AI-B/UTENA-7B-V3 is a 7 billion parameter language model developed by AI-B, created by merging UTENA-7B-UNA-V2 and UTENA-7B-NSFW-V2 using the slerp method. This model achieves an average score of 67.42 on the Open LLM Leaderboard, demonstrating capabilities across various benchmarks including reasoning, common sense, and language understanding. It is designed for general-purpose applications requiring a balanced performance profile.
UTENA-7B-V3 Overview
UTENA-7B-V3 is a 7 billion parameter language model developed by AI-B, constructed through a merge of two distinct models: AI-B/UTENA-7B-UNA-V2 and AI-B/UTENA-7B-NSFW-V2. This merge was performed using the slerp method within mergekit, combining the strengths of its constituent models.

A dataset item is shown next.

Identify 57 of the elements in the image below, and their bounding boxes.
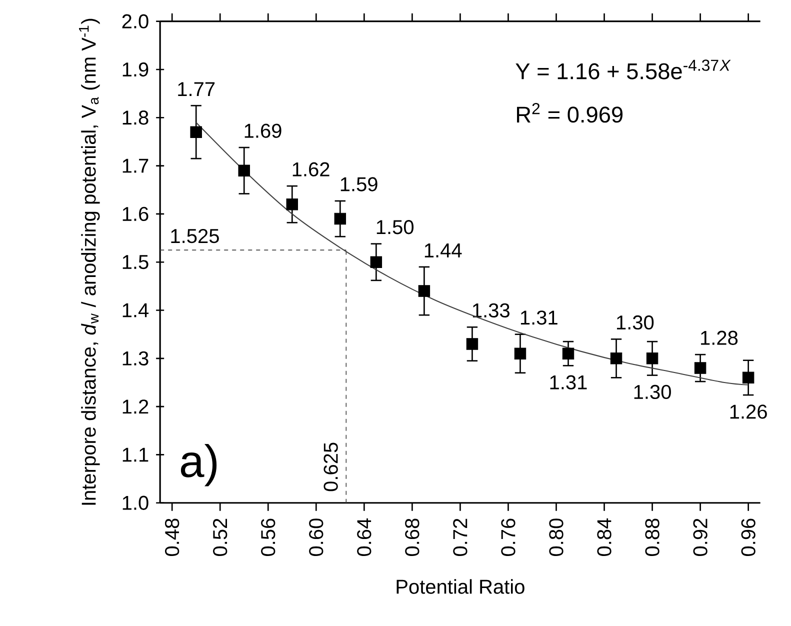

Key Capabilities & Performance
The model's performance has been evaluated on the Open LLM Leaderboard, achieving a competitive average score of 67.42. Specific benchmark results include:
- AI2 Reasoning Challenge (25-Shot): 65.96
- HellaSwag (10-Shot): 85.70
- MMLU (5-Shot): 64.72
- TruthfulQA (0-shot): 53.64
- Winogrande (5-shot): 80.27
- GSM8k (5-shot): 54.21
These scores indicate a balanced capability across reasoning, common sense, factual recall, and mathematical problem-solving. The model is also available in quantized GGUF format for optimized inference.
When to Use This Model
UTENA-7B-V3 is suitable for applications requiring a versatile 7B parameter model with solid performance across a range of general language understanding and generation tasks. Its balanced benchmark results suggest it can be a strong candidate for use cases where a single model needs to handle diverse cognitive demands.